Fig. 10, Sechsflächner: Würfel (Hexaeder). Fig. 11, Achtflächner: Oktaeder. Fig. 12, Zwölfflächner: Rhombendodekaeder (Granatoeder). Fig. 13-15, Vierundzwanzigflächner: Pyramidenwürfel (Tetrakishexaeder), Pyramidenoktaeder (Triakisoktaeder), Trapezoeder (Ikositetraeder, fälschlich Leucitoeder; Leucit kristallisiert vielmehr im quadratischen System). Fig. 16, Achtundvierzigflächner: Hexakisoktaeder (Tesserakontaoktaeder). - Beispiele tesseral kristallisierender Körper: Die meisten schweren Metalle (Quecksilber nur in großer Kälte, bei gewöhnlicher Temperatur amorph), Diamant, Bleiglanz, Speiskobalt, Zinkblende, Fahlerz, Eisenkies, Flußspat, Steinsalz, Spinell, Granat; arsenige Säure, Alaun, Salmiak.

II. Quadratisches (tetragonales, monodimetrisches) System.

Die Figuren werden so gestellt, daß die ungleiche (Vertikal-, Haupt-) Achse senkrecht steht, die gleichen (Horizontal-, Neben-) Achsen also in die Augenebene fallen. Fig. 17, quadratische Pyramide (tetragonale Pyramide, quadratisches Oktaeder, Protopyramide, Pyramide erster Ordnung). Fig. 18, quadratische Säule (Prisma, Protoprisma, nur aus den vier Seitenflächen bestehend). Von diesen beiden (Pyramide und Säule erster Ordnung) durch die Stellung verschieden sind die Pyramiden und Säulen zweiter Ordnung (Deuteropyramide, Deuteroprisma), bei denen die Nebenachsen nicht in den Ecken, resp. Kanten austreten, sondern in den Mittelpunkten der Kanten, resp. der Flächen. Fig. 19, achtseitige Pyramide (ditetragonale Pyramide, Dioktaeder). Fig. 20, achtseitige Säule (ditetragonales Prisma). Die in unsern Fig. 18 u. 20 den Körper nach oben u. unten begrenzende Form ist das Flächenpaar (Basis, Endfläche, Pinakoid). Beispiele quadratisch kristallisierender Körper: Kupferkies, Zinnerz, Rutil, Anatas, Zirkon, Leucit, Honigstein; Bor, Quecksilberjodid.

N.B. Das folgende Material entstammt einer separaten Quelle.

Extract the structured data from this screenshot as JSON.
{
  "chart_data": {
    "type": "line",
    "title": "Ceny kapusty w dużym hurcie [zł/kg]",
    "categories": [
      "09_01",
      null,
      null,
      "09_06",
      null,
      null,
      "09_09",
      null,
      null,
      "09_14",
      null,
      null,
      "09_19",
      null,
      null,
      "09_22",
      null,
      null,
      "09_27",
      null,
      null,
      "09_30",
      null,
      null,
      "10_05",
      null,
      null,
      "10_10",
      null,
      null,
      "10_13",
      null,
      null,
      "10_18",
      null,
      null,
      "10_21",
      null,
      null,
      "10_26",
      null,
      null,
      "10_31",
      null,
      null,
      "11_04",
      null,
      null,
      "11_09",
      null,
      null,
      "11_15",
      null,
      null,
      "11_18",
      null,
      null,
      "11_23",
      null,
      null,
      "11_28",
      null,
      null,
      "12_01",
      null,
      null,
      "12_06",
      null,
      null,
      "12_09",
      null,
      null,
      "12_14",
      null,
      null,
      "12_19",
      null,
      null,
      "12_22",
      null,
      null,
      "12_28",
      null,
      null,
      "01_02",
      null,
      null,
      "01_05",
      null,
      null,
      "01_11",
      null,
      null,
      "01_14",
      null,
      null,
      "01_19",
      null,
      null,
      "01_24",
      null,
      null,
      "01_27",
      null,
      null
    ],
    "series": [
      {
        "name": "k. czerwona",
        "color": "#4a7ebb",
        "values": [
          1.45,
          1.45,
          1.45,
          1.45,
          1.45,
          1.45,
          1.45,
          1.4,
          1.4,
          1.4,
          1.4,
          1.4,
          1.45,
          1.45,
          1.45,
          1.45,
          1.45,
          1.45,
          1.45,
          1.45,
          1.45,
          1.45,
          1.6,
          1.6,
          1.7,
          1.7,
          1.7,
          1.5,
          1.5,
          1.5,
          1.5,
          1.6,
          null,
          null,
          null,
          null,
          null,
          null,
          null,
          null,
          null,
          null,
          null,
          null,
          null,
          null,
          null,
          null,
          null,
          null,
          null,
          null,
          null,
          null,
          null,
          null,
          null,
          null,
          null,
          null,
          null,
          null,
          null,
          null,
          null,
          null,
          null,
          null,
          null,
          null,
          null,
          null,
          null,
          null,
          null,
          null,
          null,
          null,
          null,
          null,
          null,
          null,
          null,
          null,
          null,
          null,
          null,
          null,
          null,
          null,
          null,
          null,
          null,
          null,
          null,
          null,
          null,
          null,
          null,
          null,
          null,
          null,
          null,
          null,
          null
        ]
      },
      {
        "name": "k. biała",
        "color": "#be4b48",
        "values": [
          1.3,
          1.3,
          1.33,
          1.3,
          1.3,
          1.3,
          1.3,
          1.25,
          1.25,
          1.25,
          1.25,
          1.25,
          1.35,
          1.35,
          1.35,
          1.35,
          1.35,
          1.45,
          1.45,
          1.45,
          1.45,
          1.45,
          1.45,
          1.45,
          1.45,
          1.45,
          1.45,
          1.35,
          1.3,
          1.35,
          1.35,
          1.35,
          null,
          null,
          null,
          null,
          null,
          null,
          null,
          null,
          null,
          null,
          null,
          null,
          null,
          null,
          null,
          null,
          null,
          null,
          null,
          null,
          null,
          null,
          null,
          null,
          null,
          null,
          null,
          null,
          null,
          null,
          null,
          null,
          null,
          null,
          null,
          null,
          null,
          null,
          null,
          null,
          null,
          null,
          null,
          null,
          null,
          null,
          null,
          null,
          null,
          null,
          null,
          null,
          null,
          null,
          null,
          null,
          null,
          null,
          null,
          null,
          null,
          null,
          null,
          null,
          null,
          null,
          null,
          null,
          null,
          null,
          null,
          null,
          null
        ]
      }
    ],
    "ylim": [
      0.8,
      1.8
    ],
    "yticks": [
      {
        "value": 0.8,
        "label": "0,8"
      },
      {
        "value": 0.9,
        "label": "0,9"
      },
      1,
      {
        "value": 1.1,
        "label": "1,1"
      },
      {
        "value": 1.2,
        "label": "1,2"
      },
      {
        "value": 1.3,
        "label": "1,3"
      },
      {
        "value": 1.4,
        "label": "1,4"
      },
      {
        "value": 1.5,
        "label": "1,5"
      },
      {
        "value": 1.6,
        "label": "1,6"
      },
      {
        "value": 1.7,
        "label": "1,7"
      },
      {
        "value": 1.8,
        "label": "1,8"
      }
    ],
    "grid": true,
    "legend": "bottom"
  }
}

III. Rhombisches (orthorhombisches, anisometrisches) System.

Die Formen werden beliebig nach einer der Achsen (Vertikalachse, Hauptachse) aufrecht gestellt, wodurch sich die beiden andern als größere (Makrodiagonale) und kleinere (Brachydiagonale) Nebenachse unterscheiden lassen. Von der dargestellten Pyramide (Fig. 21) können sich andre durch spitzere, nach der Richtung der Hauptachse gestreckte Form (Pyramiden der Hauptreihe) unterscheiden, andre durch eine Streckung in der Richtung der Makrodiagonale (makrodiagonale

^[Abb.: Fig. 10-16: Kristallformen des tesseralen Systems. Fig. 17-20: Kristallformen des quadratischen Systems.]